The other thing is um in the current version of MemoryDB, i believe it's 62 y. Um one of the things that we need to do is we need to know when a consumer goes offline, we need to do like some, some, some, you know, clean up operations.

So when that Redis stream consumer goes away, we need to make sure that there's no pending messages that didn't get processed for it. For example, say a consumer got a message but then it just suddenly crashed. So if that happened, we need to make sure that that message got rerouted to a healthy consumer.

And in the current version that MemoryDB is on for Redis, there is the notion of an idle consumer time, but it's a little misleading instead of what instead of it being, you know, the last time a consumer interacted with the server Redis in MemoryDB. In this case, it's only the last time that that consumer actually processed something.

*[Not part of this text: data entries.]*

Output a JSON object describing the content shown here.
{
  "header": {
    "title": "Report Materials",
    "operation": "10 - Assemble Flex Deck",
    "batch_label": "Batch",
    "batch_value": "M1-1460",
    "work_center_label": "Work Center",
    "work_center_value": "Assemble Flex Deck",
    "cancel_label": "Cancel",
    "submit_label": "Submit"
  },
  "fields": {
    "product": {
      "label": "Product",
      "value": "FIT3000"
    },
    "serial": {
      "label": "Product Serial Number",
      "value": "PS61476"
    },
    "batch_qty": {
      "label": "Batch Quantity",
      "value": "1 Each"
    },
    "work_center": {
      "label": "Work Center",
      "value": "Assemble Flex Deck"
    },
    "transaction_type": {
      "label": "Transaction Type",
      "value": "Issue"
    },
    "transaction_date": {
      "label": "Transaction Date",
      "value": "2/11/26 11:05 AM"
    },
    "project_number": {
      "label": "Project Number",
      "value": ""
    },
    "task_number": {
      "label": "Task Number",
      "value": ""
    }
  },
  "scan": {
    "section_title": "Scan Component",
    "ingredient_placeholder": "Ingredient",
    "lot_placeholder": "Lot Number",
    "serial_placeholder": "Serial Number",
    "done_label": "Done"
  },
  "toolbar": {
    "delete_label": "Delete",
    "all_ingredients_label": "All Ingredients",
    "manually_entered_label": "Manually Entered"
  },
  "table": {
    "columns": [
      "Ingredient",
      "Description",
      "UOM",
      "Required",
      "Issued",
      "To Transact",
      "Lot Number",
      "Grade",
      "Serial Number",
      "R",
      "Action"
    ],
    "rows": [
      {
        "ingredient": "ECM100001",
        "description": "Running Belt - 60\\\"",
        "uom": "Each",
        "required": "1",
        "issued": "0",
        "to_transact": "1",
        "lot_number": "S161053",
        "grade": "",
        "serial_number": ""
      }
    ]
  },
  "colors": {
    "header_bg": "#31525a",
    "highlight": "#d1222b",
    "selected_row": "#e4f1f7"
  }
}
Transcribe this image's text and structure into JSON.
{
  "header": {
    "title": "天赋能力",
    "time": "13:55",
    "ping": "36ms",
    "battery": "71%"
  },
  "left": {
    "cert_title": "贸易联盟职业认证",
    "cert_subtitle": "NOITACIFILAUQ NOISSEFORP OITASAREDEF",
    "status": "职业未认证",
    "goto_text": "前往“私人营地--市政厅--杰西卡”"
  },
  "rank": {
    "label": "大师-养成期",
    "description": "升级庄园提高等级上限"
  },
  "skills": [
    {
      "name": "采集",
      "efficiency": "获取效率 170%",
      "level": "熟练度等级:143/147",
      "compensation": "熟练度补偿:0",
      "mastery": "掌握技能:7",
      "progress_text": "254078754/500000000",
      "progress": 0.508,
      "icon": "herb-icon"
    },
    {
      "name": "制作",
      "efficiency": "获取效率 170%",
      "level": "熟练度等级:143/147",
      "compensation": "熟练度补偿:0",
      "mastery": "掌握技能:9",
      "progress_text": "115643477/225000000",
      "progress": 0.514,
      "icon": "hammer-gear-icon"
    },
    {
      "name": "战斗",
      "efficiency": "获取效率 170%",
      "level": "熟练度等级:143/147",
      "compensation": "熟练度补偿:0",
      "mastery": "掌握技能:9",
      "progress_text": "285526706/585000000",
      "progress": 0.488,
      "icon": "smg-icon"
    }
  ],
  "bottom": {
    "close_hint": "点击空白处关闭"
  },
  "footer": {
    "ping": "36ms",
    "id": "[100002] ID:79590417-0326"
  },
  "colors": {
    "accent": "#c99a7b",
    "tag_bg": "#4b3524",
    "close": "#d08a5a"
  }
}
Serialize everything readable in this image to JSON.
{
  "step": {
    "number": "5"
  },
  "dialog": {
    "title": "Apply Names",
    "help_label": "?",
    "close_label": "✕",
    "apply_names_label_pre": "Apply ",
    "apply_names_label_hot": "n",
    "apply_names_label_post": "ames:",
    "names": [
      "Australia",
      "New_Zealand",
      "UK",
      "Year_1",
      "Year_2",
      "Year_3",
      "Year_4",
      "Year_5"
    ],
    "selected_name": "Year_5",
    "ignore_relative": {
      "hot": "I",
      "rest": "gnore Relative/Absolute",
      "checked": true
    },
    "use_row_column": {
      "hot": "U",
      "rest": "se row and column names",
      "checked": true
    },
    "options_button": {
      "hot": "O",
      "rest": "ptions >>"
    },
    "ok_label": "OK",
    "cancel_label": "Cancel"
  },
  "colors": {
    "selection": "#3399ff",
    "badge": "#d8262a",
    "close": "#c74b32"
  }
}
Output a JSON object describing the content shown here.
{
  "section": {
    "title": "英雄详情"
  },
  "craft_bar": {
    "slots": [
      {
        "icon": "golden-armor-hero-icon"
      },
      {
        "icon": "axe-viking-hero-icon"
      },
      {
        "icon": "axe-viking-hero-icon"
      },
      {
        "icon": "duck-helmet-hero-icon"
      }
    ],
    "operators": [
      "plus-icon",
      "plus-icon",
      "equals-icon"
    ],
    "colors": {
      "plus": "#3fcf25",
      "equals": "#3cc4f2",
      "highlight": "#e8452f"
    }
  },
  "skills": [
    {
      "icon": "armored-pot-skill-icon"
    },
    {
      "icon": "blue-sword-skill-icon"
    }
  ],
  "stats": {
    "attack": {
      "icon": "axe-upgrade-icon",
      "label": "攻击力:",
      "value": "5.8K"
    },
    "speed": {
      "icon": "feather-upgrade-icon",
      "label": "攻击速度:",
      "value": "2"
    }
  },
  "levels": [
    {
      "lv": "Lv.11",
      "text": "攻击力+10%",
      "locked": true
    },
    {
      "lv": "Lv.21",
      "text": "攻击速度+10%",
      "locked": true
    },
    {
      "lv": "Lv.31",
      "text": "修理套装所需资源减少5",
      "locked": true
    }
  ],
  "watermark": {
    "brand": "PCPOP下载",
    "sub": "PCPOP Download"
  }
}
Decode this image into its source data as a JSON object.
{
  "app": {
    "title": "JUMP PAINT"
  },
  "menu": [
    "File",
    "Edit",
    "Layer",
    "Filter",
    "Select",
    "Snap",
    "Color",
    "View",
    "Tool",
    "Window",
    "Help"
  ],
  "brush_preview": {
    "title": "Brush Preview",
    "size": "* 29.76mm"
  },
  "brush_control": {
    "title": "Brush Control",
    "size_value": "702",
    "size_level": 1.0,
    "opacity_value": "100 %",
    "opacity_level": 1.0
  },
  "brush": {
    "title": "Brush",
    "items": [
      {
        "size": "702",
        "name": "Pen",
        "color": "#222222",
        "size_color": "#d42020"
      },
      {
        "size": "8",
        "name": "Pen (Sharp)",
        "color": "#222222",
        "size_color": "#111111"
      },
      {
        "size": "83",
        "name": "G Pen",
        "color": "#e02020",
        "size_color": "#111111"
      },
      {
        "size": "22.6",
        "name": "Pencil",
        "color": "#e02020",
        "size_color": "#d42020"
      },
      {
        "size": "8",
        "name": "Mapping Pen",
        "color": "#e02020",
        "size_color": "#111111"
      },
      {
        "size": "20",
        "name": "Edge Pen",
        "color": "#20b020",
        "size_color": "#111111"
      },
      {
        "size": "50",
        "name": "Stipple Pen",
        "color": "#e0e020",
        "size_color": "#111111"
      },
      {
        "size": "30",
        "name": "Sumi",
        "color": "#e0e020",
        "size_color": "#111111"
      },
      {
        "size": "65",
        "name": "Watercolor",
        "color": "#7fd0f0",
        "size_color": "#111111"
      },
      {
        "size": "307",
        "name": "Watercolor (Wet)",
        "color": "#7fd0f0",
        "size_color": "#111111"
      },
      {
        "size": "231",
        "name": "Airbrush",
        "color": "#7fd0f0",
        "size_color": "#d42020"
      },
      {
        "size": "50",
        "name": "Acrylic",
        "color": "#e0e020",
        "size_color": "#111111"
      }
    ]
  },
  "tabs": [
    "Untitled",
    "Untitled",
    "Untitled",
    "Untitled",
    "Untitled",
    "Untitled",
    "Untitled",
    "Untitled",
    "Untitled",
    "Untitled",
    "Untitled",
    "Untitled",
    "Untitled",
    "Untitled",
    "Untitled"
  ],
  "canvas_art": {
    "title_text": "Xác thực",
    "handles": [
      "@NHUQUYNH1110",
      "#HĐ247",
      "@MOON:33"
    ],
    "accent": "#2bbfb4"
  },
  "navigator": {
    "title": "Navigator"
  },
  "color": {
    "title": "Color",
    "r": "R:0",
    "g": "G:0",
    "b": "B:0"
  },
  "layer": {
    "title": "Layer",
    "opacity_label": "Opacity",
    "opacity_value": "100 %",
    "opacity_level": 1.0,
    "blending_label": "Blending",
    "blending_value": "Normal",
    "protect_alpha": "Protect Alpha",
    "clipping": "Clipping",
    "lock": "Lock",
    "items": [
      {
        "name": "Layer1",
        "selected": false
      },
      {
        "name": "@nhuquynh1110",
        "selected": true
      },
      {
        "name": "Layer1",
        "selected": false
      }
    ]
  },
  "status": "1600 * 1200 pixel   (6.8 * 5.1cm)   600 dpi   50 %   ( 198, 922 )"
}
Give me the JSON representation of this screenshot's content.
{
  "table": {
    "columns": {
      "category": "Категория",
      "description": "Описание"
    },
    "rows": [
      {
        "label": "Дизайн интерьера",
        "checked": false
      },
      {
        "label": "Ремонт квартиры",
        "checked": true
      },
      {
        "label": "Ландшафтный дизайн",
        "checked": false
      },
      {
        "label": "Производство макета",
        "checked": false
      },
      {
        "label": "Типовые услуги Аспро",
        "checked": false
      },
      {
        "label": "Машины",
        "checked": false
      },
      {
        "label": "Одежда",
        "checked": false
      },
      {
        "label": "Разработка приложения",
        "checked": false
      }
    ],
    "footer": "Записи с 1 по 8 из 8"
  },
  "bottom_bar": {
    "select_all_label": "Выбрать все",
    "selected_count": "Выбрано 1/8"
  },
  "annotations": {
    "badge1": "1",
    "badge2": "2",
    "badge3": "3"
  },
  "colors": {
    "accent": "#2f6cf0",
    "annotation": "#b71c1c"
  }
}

So if you have a very low throughput stream, that's, you know, only like one message every 10 minutes or something, that idle time is going to be 10 minutes. But that's not really an accurate representation of when that hub was or sorry when that consumer actually interacted.

So in Redis seven, they actually changed this. Um whereas now they make a distinction between two things. Now, one is that idle time where the consumer has last read something from the stream. But there's also a new setting that is the last time the consumer actually interacted with the server.

So now we'll be able to use that one. Once it's, once MemoryDB gets that version, we'll be able to find, like, stop doing some of these hacky things that we have to like manually track and we can start using that instead to know when those consumers are unhealthy.

Therefore, we know when we can move. Um if you're familiar with Reddit, it's the Redis streams is the pending entries list when we can prune that and move that somewhere else.

So there you have it. That's how Smart Things from a very high level use using MemoryDB um to power that home automation uh connectivity layer.

So I'm gonna turn it back over to Abe to close this out real quick. And yeah, thank you, Tim. Uh so hopefully that will use that was useful. Uh and you guys learned how uh you know the inner workings of the IoT platform at Smart Things.

Here are some helpful links. If you want to get in touch with the MemoryDB team or you know, learn more about Samsung Smart Things and Matter. Uh you know, I'll stay on the screen for a bit. Please feel free to scan these QR codes for those links.

Um we unfortunately do not have a mic in the audience. So we won't be able to take live questions, but we have about 13 minutes left so we can wrap up early. We'll hang out. And if you have questions about, you know, the decisions the Smart Things teams made or about MemoryDB, please feel free to come up here and we are happy to answer those. Uh and yeah, thank you.